Terminal sandbox bypasses approval rules; cannot enforce command restrictions

[gevalo1]

Summary

When chat.agent.sandbox.enabled is enabled, terminal commands can execute without any approval prompt, even when:

• chat.tools.terminal.autoApprove contains explicit deny rules

This makes it impossible to enforce “always require approval” or “never run” semantics for specific commands. Even when running in a sandbox, I still want to have some control over when (or not at all) the agent can run certain commands.

---

Repro steps

Use the following settings:

{
    "chat.agent.sandbox.enabled": true,
    "chat.tools.terminal.enableAutoApprove": true,
    "chat.tools.terminal.autoApprove": {
        "/.*/": false,
        "terraform": false
    }
}

Then let the agent execute some Terraform commands.
Without sandbox, it would ask for approval, with sandbox it does not need to ask for approval. Assuming auth/... is already setup, this could have serious consequences if the agent wants to test changes by running Terraform automatically.

---

Actual behavior

• Commands execute without any approval prompt
• Logs show that rules are evaluated, e.g.:
  • Command 'terraform state list' is denied by deny list rule: terraform
• Despite this, the command still runs without confirmation

---

Expected behavior

Users should be able to enforce that certain commands are never executed without explicit approval, regardless of sandbox mode.

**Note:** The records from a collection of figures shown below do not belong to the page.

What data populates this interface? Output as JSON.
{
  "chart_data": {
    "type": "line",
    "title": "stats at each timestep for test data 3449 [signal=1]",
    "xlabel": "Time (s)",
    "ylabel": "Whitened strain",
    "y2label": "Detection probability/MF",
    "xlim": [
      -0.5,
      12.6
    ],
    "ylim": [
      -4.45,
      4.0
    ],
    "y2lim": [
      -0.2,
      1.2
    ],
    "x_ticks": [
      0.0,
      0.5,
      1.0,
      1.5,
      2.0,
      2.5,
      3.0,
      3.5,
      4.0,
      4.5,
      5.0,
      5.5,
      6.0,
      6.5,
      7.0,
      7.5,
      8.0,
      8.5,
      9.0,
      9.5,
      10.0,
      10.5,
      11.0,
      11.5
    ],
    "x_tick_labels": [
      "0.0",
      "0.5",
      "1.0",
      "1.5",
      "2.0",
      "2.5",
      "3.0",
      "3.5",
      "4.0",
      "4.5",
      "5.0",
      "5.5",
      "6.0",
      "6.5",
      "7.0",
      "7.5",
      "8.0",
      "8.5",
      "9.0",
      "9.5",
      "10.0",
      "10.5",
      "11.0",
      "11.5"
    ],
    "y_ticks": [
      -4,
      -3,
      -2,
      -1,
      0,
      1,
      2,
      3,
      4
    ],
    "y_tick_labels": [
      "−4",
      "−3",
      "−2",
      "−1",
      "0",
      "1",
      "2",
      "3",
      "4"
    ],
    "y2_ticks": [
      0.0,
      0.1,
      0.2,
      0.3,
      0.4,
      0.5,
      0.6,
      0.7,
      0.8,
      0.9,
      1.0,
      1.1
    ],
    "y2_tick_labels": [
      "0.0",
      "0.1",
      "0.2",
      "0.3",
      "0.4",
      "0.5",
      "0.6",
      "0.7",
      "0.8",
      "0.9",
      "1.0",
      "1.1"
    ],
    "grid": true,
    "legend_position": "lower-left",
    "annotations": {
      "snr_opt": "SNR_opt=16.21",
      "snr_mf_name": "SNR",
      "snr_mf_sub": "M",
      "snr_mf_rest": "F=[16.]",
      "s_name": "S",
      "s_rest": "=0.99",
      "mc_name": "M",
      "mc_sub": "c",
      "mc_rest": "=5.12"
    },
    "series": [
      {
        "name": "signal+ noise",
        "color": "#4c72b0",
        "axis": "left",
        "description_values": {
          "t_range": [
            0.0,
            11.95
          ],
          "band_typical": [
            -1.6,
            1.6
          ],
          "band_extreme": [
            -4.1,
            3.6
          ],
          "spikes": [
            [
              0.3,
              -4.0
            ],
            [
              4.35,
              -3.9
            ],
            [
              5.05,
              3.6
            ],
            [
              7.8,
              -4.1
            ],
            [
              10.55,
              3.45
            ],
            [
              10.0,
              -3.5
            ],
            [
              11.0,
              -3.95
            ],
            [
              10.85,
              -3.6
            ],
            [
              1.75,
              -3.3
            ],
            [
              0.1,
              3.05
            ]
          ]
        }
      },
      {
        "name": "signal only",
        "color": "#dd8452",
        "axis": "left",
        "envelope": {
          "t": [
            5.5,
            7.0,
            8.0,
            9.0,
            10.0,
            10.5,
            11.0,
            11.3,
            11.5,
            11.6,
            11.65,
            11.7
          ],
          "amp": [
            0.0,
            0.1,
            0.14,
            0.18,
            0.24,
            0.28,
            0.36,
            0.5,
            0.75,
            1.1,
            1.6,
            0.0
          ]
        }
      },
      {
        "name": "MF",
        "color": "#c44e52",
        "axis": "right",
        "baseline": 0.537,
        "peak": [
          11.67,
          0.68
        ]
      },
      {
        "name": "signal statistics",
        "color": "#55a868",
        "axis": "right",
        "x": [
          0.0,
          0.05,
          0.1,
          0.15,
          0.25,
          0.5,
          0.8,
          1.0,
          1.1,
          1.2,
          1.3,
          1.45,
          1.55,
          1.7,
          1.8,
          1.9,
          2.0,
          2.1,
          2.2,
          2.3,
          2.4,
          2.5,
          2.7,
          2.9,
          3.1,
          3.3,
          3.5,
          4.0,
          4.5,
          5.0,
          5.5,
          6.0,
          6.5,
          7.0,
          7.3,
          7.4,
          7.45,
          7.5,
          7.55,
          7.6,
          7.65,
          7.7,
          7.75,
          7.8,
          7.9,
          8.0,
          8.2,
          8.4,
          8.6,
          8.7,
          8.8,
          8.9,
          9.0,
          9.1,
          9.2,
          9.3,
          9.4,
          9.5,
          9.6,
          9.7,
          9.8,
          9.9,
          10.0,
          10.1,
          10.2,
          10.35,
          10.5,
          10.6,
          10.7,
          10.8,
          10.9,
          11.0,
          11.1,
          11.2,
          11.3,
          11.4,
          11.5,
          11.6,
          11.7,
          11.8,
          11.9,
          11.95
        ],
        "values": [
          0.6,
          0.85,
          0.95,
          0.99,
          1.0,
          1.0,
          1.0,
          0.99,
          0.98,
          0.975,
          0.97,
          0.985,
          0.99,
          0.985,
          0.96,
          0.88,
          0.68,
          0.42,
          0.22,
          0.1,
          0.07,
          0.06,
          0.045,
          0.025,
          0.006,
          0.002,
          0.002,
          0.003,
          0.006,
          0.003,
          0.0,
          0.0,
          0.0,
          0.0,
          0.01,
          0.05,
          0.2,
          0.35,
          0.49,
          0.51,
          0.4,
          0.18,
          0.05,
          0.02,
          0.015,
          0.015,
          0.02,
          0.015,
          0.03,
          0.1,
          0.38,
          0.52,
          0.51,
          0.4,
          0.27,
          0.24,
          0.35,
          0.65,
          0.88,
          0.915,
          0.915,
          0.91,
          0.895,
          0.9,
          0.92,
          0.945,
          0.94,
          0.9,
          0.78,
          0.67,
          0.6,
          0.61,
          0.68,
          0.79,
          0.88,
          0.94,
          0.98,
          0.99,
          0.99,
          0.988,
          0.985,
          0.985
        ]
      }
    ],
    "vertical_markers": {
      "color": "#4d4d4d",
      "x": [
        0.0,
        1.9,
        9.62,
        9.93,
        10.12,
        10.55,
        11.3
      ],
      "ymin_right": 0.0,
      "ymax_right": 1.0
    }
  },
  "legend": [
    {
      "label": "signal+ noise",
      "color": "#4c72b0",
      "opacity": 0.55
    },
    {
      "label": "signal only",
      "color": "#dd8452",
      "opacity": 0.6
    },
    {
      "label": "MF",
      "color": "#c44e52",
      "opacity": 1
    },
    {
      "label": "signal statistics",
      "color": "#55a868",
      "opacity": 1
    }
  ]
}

At minimum, rules with value false should guarantee that a command is not executed silently.

---

Problem

Currently there is no way to express:

“Even in sandbox mode, these commands must not run without approval (or must not run at all).”

The autoApprove setting behaves like a policy system, but in sandbox mode it's ignored.

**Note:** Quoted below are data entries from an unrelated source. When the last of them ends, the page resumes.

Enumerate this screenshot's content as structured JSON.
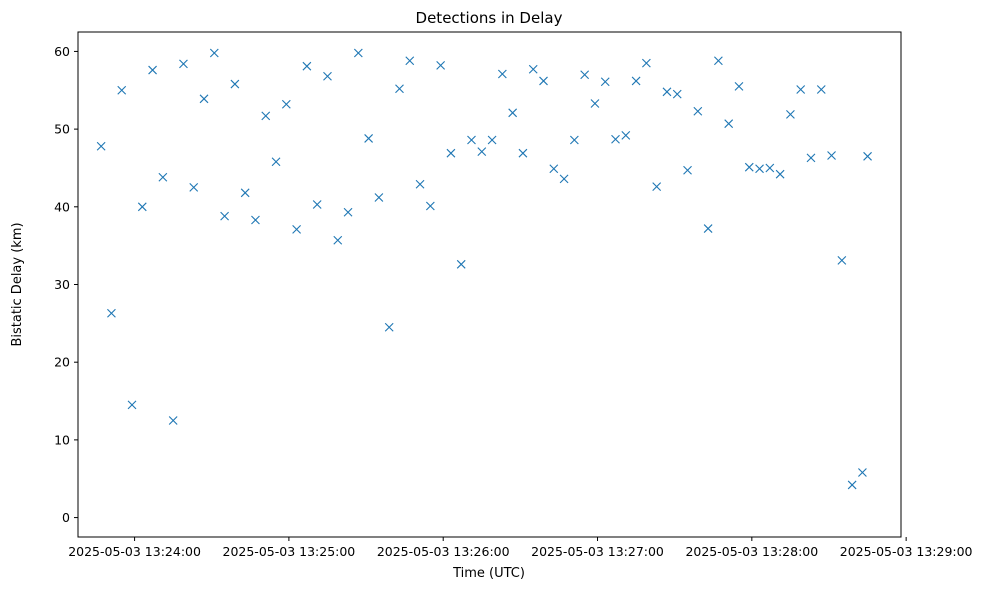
{
  "chart_data": {
    "type": "scatter",
    "title": "Detections in Delay",
    "xlabel": "Time (UTC)",
    "ylabel": "Bistatic Delay (km)",
    "marker": "x",
    "color": "#1f77b4",
    "grid": false,
    "legend": "none",
    "x_ticks": [
      "2025-05-03 13:24:00",
      "2025-05-03 13:25:00",
      "2025-05-03 13:26:00",
      "2025-05-03 13:27:00",
      "2025-05-03 13:28:00",
      "2025-05-03 13:29:00"
    ],
    "y_ticks": [
      0,
      10,
      20,
      30,
      40,
      50,
      60
    ],
    "xlim": [
      "2025-05-03 13:23:38",
      "2025-05-03 13:28:58"
    ],
    "ylim": [
      -2.5,
      62.5
    ],
    "data_range": [
      "2025-05-03 13:23:47",
      "2025-05-03 13:28:45"
    ],
    "series": [
      {
        "name": "",
        "x": [
          "2025-05-03 13:23:47",
          "2025-05-03 13:23:51",
          "2025-05-03 13:23:55",
          "2025-05-03 13:23:59",
          "2025-05-03 13:24:03",
          "2025-05-03 13:24:07",
          "2025-05-03 13:24:11",
          "2025-05-03 13:24:15",
          "2025-05-03 13:24:19",
          "2025-05-03 13:24:23",
          "2025-05-03 13:24:27",
          "2025-05-03 13:24:31",
          "2025-05-03 13:24:35",
          "2025-05-03 13:24:39",
          "2025-05-03 13:24:43",
          "2025-05-03 13:24:47",
          "2025-05-03 13:24:51",
          "2025-05-03 13:24:55",
          "2025-05-03 13:24:59",
          "2025-05-03 13:25:03",
          "2025-05-03 13:25:07",
          "2025-05-03 13:25:11",
          "2025-05-03 13:25:15",
          "2025-05-03 13:25:19",
          "2025-05-03 13:25:23",
          "2025-05-03 13:25:27",
          "2025-05-03 13:25:31",
          "2025-05-03 13:25:35",
          "2025-05-03 13:25:39",
          "2025-05-03 13:25:43",
          "2025-05-03 13:25:47",
          "2025-05-03 13:25:51",
          "2025-05-03 13:25:55",
          "2025-05-03 13:25:59",
          "2025-05-03 13:26:03",
          "2025-05-03 13:26:07",
          "2025-05-03 13:26:11",
          "2025-05-03 13:26:15",
          "2025-05-03 13:26:19",
          "2025-05-03 13:26:23",
          "2025-05-03 13:26:27",
          "2025-05-03 13:26:31",
          "2025-05-03 13:26:35",
          "2025-05-03 13:26:39",
          "2025-05-03 13:26:43",
          "2025-05-03 13:26:47",
          "2025-05-03 13:26:51",
          "2025-05-03 13:26:55",
          "2025-05-03 13:26:59",
          "2025-05-03 13:27:03",
          "2025-05-03 13:27:07",
          "2025-05-03 13:27:11",
          "2025-05-03 13:27:15",
          "2025-05-03 13:27:19",
          "2025-05-03 13:27:23",
          "2025-05-03 13:27:27",
          "2025-05-03 13:27:31",
          "2025-05-03 13:27:35",
          "2025-05-03 13:27:39",
          "2025-05-03 13:27:43",
          "2025-05-03 13:27:47",
          "2025-05-03 13:27:51",
          "2025-05-03 13:27:55",
          "2025-05-03 13:27:59",
          "2025-05-03 13:28:03",
          "2025-05-03 13:28:07",
          "2025-05-03 13:28:11",
          "2025-05-03 13:28:15",
          "2025-05-03 13:28:19",
          "2025-05-03 13:28:23",
          "2025-05-03 13:28:27",
          "2025-05-03 13:28:31",
          "2025-05-03 13:28:35",
          "2025-05-03 13:28:39",
          "2025-05-03 13:28:43",
          "2025-05-03 13:28:45"
        ],
        "y": [
          47.8,
          26.3,
          55,
          14.5,
          40,
          57.6,
          43.8,
          12.5,
          58.4,
          42.5,
          53.9,
          59.8,
          38.8,
          55.8,
          41.8,
          38.3,
          51.7,
          45.8,
          53.2,
          37.1,
          58.1,
          40.3,
          56.8,
          35.7,
          39.3,
          59.8,
          48.8,
          41.2,
          24.5,
          55.2,
          58.8,
          42.9,
          40.1,
          58.2,
          46.9,
          32.6,
          48.6,
          47.1,
          48.6,
          57.1,
          52.1,
          46.9,
          57.7,
          56.2,
          44.9,
          43.6,
          48.6,
          57,
          53.3,
          56.1,
          48.7,
          49.2,
          56.2,
          58.5,
          42.6,
          54.8,
          54.5,
          44.7,
          52.3,
          37.2,
          58.8,
          50.7,
          55.5,
          45.1,
          44.9,
          45,
          44.2,
          51.9,
          55.1,
          46.3,
          55.1,
          46.6,
          33.1,
          4.2,
          5.8,
          46.5
        ]
      }
    ]
  }
}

This makes it difficult to combine:

• sandboxing (for isolation)
• explicit safety constraints (for control)

---

Suggested improvements

1) Decouple sandbox from approval rules

Provide a setting to enforce approval rules even in sandbox mode, for example:

    "chat.agent.sandbox.enforceApprovalRules": true

This would allow:

• sandbox + silent execution (current behavior)
• sandbox + enforced approval (opt-in)

---

2) Add explicit “deny” semantics (no execution)

Introduce a way to mark commands as never executable, not just “require approval”, for example:

    "chat.tools.terminal.blockedCommands": [
        "terraform",
        "kubectl",
        "..."
    ]

Or something that's more granular and with regex support.

This would:

• prevent execution entirely (even with sandbox)
• provide stronger guarantees than the current autoApprove: false behavior

---

Workarounds

• Disable sandbox → approval rules behave as expected, but not ideal

[gevalo1]

I am aware of the documented functionality of sandbox mode: https://code.visualstudio.com/docs/copilot/concepts/trust-and-safety#_agent-sandboxing.

Regardless, I think this would still be useful.

---

The only other issue similar to this one I found so far is this one: #309954.
But this is using enableAutoApprove: false, here we are using true.
Since I do want to make use of auto approvals, I just want the safety and control of knowing that it's impossible for the agent to execute some specific commands while working.